5.2.1 Data filtration with auto mode
To conduct the filtering using the cutoffs recommended by scMINER:
## Filter eSet under the auto mode
pbmc14k_filtered.eset <- filterSparseEset(pbmc14k_raw.eset, filter_mode = "auto", filter_type = "both")
## Checking the availability of the 5 metrics ('nCell', 'nUMI', 'nFeature', 'pctMito', 'pctSpikeIn') used for filtration ...
## Checking passed! All 5 metrics are available.
## Filtration is done!
## Filtration Summary:
## 8846/17986 genes passed!
## 13605/14000 cells passed!
##
## For more details:
## Gene filtration statistics:
## Metrics nCell
## Cutoff_Low 70
## Cutoff_High Inf
## Gene_total 17986
## Gene_passed 8846(49.18%)
## Gene_failed 9140(50.82%)
##
## Cell filtration statistics:
## Metrics nUMI nFeature pctMito pctSpikeIn Combined
## Cutoff_Low 458 221 0 0 NA
## Cutoff_High 3694 Inf 0.0408 0.0000 NA
## Cell_total 14000 14000 14000 14000 14000
## Cell_passed 13826(98.76%) 14000(100.00%) 13778(98.41%) 14000(100.00%) 13605(97.18%)
## Cell_failed 174(1.24%) 0(0.00%) 222(1.59%) 0(0.00%) 395(2.82%)
In some cases, you may find that most of the cutoffs generated by the auto mode are good, except one or two. Though there is no ‘hybrid’ mode, scMINER does allow you to customize some of the cutoffs generated by the auto mode. This can be easily done by adding the cutoffs you would customize under the auto mode:
## Filter eSet under the auto mode, with customized values
pbmc14k_filtered.eset <- filterSparseEset(pbmc14k_raw.eset, filter_mode = "auto", filter_type = "both", gene.nCell_min = 5)
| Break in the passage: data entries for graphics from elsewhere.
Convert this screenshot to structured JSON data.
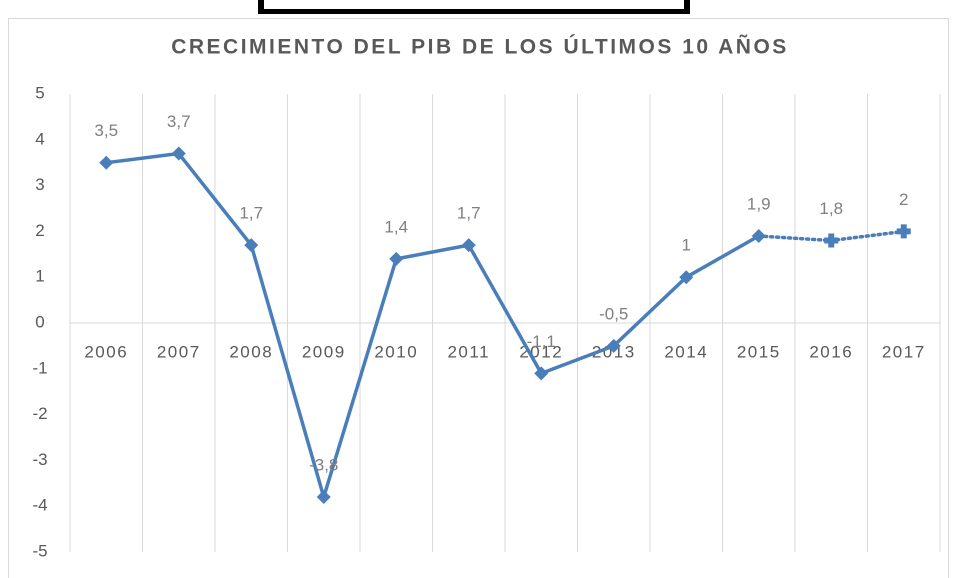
{
  "chart_data": {
    "type": "line",
    "title": "CRECIMIENTO DEL PIB  DE LOS ÚLTIMOS 10 AÑOS",
    "categories": [
      "2006",
      "2007",
      "2008",
      "2009",
      "2010",
      "2011",
      "2012",
      "2013",
      "2014",
      "2015",
      "2016",
      "2017"
    ],
    "values": [
      3.5,
      3.7,
      1.7,
      -3.8,
      1.4,
      1.7,
      -1.1,
      -0.5,
      1,
      1.9,
      1.8,
      2
    ],
    "value_labels": [
      "3,5",
      "3,7",
      "1,7",
      "-3,8",
      "1,4",
      "1,7",
      "-1,1",
      "-0,5",
      "1",
      "1,9",
      "1,8",
      "2"
    ],
    "markers": [
      "diamond",
      "diamond",
      "diamond",
      "diamond",
      "diamond",
      "diamond",
      "diamond",
      "diamond",
      "diamond",
      "diamond",
      "plus",
      "plus"
    ],
    "line_styles": [
      "solid",
      "solid",
      "solid",
      "solid",
      "solid",
      "solid",
      "solid",
      "solid",
      "solid",
      "solid",
      "dotted",
      "dotted"
    ],
    "color": "#4a7ebb",
    "ylim": [
      -5,
      5
    ],
    "yticks": [
      -5,
      -4,
      -3,
      -2,
      -1,
      0,
      1,
      2,
      3,
      4,
      5
    ],
    "grid": true
  }
}
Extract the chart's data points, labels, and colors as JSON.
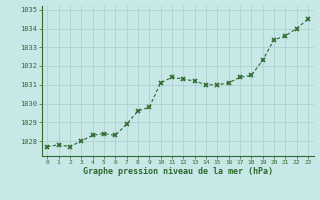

With the code above, scMINER will filter the eSet using all of the cutoffs generated by auto mode, except gene.nCell_min
.
5.2.2 Data filtration with manual mode
To apply the self-customized cutoffs:
## Filter eSet under the manual mode
pbmc14k_filtered.eset <- filterSparseEset(pbmc14k_raw.eset, filter_mode = "manual", filter_type = "both", gene.nCell_min = 10, cell.nUMI_min = 500, cell.nUMI_max = 6500, cell.nFeature_min = 200, cell.nFeature_max = 2500, cell.pctMito_max = 0.1)
For any unspecified cutoff arguments, like gene.nCell_max
, filterSparseEset()
will automatically assign the default values to them. The default values of any cutoff argument would not filter out any cells or features. So, if you want to skip some metrics, just leave the cutoffs of them unspecified. For example, in the codes above, gene.nCell_max
is unspecified. Then filterSparseEset()
wil assign the default value, which is Inf
, to it. No features would be filtered out by this argument.